I was lucky to learn this very early on with my first business. After slogging it out working for almost free for the first year starting a Disc Jockey booking agency, I had earned almost $30,000 in revenue (whilst studying as a Uni student).

At the end of the year I had a healthy amount of cash in the bank which I promptly withdrew to spend on a holiday and some new boys toys (like buying a set of ski’s in summer – doh! So logical, right?). What I didn’t prepare for was January is a very quiet time of year for most businesses. In February all of my big bills such a licencing fees, insurance and subscriptions were due. All of sudden my business had no cash to pay for them. Luckily I could tip in the money again to cover these expenses. But had of that number been $20,000 and not $5000 – I would have very quickly become another failed business statistic.

From that point, I always kept enough cash in the business to cover all expected bills for the next six to 12 months. I never had cashflow problems again.

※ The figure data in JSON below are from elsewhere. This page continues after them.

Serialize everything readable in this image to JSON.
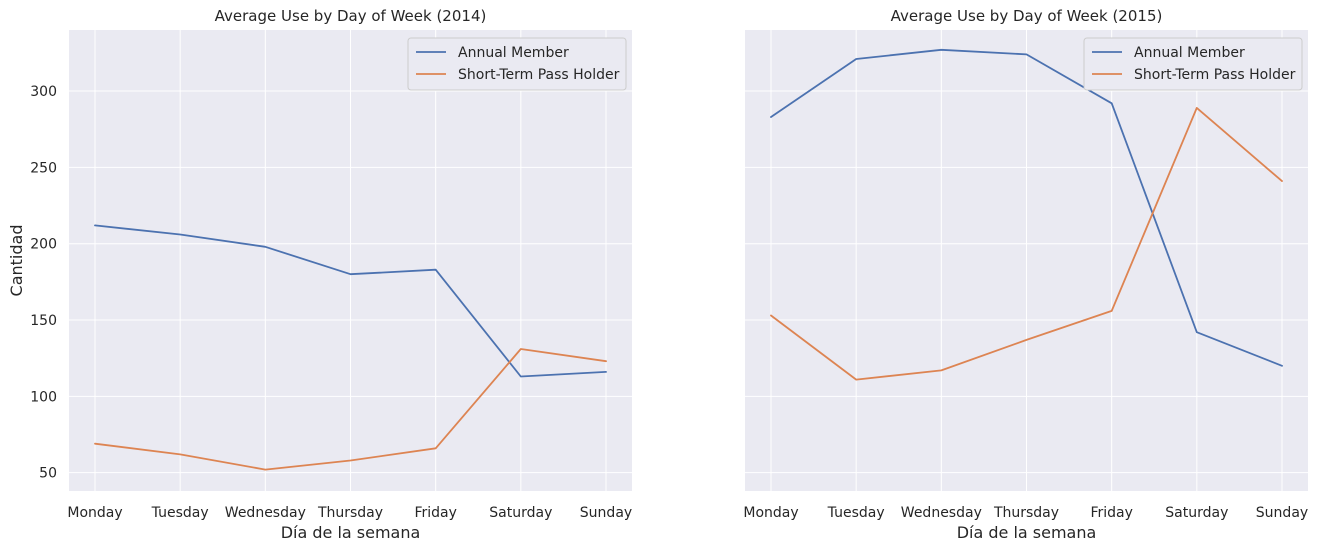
{
  "chart_data": [
    {
      "type": "line",
      "title": "Average Use by Day of Week (2014)",
      "xlabel": "Día de la semana",
      "ylabel": "Cantidad",
      "categories": [
        "Monday",
        "Tuesday",
        "Wednesday",
        "Thursday",
        "Friday",
        "Saturday",
        "Sunday"
      ],
      "ylim": [
        38,
        340
      ],
      "yticks": [
        50,
        100,
        150,
        200,
        250,
        300
      ],
      "grid": true,
      "legend": "top-right",
      "series": [
        {
          "name": "Annual Member",
          "color": "#4c72b0",
          "values": [
            212,
            206,
            198,
            180,
            183,
            113,
            116
          ]
        },
        {
          "name": "Short-Term Pass Holder",
          "color": "#dd8452",
          "values": [
            69,
            62,
            52,
            58,
            66,
            131,
            123
          ]
        }
      ]
    },
    {
      "type": "line",
      "title": "Average Use by Day of Week (2015)",
      "xlabel": "Día de la semana",
      "ylabel": "",
      "categories": [
        "Monday",
        "Tuesday",
        "Wednesday",
        "Thursday",
        "Friday",
        "Saturday",
        "Sunday"
      ],
      "ylim": [
        38,
        340
      ],
      "yticks": [
        50,
        100,
        150,
        200,
        250,
        300
      ],
      "grid": true,
      "legend": "top-right",
      "series": [
        {
          "name": "Annual Member",
          "color": "#4c72b0",
          "values": [
            283,
            321,
            327,
            324,
            292,
            142,
            120
          ]
        },
        {
          "name": "Short-Term Pass Holder",
          "color": "#dd8452",
          "values": [
            153,
            111,
            117,
            137,
            156,
            289,
            241
          ]
        }
      ]
    }
  ]
}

Other things small-business owners forget to do

Here are two things I see many start-up sole-traders forget to do:

  1. Continue to make contributions to your superannuation. Many sole-traders do not do this. When you transfer money from your business bank account to your personal bank account don’t forget to add an extra 9.5 per cent of that amount and make a contribution to your superannuation fund. All contributions you make to your superannuation fund are tax deductible if you are a sole-trader. This will help you in the future when you have built a really successful business and ensure you have maximum choice on how to manage your superannuation. For example, many small business owners after a few years would like to purchase a property using their superannuation. However, a bank will want to see at least two years of regular contributions to superannuation especially if you are a sole trader.
  2. Protect your largest income producing asset – yourself. This can be done with income protection insurance. Something many sole-traders forget about or don’t think applies to them. The good income protection policies will still provide protection if you are starting a sole-tradership in the same industry you were previously working in as an employee. If cashflow is tight during the start-up of your sole-tradership, income protection insurance can be obtained in your superannuation fund.